La fachada, entre lo antiguo y lo moderno
La entrada es un portal de piedra blanca y rosa, con un arco trilobulado que cobija un fresco de la Asunción. Más arriba, se observa un detalle que llama la atención: un rosetón de hormigón armado, añadido en el siglo XX. A su lado se alza el campanario renacentista, construido en 1506.
El ciclo de frescos de Nasini
Sin embargo, la verdadera sorpresa se encuentra en el claustro.
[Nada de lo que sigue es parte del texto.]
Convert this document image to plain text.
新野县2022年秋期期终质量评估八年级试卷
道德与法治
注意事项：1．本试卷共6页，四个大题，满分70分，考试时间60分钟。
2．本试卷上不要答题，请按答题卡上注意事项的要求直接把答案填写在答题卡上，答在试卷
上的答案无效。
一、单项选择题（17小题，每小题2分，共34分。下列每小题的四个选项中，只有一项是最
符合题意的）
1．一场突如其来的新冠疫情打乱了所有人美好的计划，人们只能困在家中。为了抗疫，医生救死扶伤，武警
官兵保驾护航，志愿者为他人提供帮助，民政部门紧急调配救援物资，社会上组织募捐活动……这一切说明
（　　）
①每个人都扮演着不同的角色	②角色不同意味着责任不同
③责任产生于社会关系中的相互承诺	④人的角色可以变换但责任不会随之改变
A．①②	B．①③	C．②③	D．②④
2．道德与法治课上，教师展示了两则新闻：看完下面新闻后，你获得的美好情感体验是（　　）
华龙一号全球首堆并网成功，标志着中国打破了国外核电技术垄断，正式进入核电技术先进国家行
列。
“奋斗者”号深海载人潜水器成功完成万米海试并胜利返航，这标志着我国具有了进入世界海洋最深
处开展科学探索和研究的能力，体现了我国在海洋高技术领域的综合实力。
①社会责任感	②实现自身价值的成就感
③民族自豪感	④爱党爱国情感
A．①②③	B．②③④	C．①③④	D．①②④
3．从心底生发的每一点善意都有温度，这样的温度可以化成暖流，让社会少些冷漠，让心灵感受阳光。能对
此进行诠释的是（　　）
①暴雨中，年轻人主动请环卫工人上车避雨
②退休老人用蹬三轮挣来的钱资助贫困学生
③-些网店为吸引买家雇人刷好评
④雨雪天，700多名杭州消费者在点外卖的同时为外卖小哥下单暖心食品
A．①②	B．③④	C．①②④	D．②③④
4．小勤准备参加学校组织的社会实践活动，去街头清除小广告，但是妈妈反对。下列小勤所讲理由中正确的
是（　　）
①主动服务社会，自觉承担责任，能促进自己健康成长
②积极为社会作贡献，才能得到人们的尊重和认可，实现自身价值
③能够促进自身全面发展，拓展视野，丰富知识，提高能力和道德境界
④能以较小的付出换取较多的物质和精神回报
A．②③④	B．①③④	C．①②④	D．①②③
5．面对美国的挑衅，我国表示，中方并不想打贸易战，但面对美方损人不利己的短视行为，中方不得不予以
Sus paredes narran la vida de san Francisco en un ciclo de frescos realizados alrededor de 1645. Muchos de ellos son obra de Francesco Nasini, pintor del siglo XVII. Su trabajo aquí se inspiró en un voto que la ciudad hizo a san Antonio de Padua en agradecimiento por haber escapado de la peste de 1631.
Hoy en día, parte del antiguo convento alberga la pinacoteca del museo de la ciudad. Para obtener información sobre los horarios de visita de la iglesia y el museo, siempre es recomendable consultar con las oficinas de turismo locales o en las páginas web oficiales del ayuntamiento y la diócesis, ya que pueden estar sujetos a cambios.